5. Is your room REALLY for rent?
Here’s the thing about Craigslist… you’re not pissing in the wind. Within 15 minutes of making a listing, you’re going to get 25 responses minimum, as long as you’re not some sketchy guy offering a room for “female companionship” (and even in that case, I’m assuming people don’t respond. But people are weird).

Point being, if you’re listing your apartment, make sure it’s available. Please don’t make me call and listen to you hem and haw about “well my roommate MIGHT be leaving August 25th, I’m not sure yet.” If I had a dollar for everytime I heard that, at this point, I’d be BUYING my own place.

6. Tell me what you’re looking for
And don’t give me the standard “quiet, considerate, tidy, respectful, etc.” unless those are absolute deal breakers. Hey, I’m accomodating. I’m an asexual student $50k in debt, I won’t own enough personal items to be messy, and I’m going to play the part of desperate sychophant until I can secure a place to live. Giving me standard boilerplate for what’s rudimentarily expected of ANY roommate doesn’t give me any insight into how compatible we might actually be.

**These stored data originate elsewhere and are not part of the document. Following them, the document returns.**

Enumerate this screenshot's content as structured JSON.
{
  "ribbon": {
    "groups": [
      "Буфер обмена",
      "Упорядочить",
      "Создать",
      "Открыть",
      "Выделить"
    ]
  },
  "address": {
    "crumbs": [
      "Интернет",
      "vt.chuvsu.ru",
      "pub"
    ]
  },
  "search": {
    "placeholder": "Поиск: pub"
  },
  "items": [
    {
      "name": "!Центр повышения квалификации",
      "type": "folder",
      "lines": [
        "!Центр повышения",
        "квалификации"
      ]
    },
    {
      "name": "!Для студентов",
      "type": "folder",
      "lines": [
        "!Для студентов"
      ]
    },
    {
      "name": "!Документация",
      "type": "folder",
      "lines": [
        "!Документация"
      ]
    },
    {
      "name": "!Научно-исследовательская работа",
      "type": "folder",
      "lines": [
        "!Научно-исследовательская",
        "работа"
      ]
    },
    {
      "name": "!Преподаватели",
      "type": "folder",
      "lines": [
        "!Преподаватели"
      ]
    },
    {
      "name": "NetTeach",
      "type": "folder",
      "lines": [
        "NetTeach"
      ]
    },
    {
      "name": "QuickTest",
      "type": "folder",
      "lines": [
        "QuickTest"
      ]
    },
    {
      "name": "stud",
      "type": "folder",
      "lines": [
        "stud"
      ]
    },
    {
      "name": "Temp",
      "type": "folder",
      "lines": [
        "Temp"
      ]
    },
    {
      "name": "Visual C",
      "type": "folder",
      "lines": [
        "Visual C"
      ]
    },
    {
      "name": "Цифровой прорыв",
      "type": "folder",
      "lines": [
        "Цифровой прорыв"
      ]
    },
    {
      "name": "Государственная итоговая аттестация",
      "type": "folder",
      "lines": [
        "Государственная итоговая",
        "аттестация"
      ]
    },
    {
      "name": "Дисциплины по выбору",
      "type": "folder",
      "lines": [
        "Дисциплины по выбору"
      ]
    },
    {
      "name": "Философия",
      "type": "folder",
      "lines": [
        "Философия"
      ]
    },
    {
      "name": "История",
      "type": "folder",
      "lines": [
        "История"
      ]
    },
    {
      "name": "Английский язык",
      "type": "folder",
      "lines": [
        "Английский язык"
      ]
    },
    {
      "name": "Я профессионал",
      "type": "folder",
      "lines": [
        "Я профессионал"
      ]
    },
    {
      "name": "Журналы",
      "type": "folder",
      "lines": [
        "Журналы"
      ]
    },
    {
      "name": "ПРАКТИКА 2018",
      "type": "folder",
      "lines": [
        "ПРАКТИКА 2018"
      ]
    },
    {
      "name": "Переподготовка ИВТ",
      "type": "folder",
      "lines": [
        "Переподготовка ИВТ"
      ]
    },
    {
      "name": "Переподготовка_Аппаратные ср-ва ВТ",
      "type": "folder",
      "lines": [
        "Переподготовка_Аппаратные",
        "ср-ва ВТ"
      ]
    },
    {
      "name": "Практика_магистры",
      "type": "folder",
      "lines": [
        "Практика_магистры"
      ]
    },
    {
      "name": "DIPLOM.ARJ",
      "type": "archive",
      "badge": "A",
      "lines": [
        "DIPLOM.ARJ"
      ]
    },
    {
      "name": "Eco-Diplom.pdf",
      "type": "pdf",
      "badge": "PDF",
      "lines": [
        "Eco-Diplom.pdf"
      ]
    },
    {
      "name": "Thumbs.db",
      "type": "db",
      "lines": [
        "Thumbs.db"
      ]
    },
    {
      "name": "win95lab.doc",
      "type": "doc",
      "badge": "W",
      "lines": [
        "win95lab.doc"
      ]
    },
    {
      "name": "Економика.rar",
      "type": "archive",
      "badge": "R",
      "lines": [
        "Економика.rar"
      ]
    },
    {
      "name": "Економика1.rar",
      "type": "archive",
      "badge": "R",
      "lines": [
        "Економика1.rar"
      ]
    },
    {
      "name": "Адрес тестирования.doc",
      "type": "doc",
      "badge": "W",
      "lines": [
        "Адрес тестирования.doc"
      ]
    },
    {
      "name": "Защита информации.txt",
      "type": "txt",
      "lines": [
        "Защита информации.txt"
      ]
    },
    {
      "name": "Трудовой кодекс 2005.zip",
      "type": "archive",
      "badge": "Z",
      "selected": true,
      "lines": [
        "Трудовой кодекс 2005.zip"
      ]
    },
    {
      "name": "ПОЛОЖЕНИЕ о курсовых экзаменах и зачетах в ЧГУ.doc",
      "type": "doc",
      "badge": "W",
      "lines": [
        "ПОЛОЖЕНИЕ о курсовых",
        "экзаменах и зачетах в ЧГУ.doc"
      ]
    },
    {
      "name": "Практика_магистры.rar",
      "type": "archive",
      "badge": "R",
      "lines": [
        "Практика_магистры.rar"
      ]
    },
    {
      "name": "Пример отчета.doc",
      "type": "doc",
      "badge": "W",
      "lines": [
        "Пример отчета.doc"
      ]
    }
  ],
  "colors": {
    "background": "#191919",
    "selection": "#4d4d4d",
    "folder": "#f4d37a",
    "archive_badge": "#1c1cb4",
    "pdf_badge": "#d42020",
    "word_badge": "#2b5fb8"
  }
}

Look, it’s your place: you hold all of the power, and you should be discriminating about who you consider to live with. It saves us both a heck of a lot of time if we lay out mutual expectations up front.

7. Give me a timeframe and some details
If I’m e-mailing you about a place, chances are I’m e-mailing 50 other people about their places, too. So if you call/e-mail back and leave a message “about the apartment” with only your name and number, I’m sorry but I’m going to have no idea whether you were hous-3748959@craigslist.org or hous-3849583@craigslist.org . Also, when is the preferred move-in day? When are you available to show the place? How long is the terms of the lease? These are all essential details that again, will help you screen out the Mongolian hordes from banging down the firewalls of your inbox.

8. Take down your posting when you find a roommate
Ugh. Don’t get me started… don’t even get me started.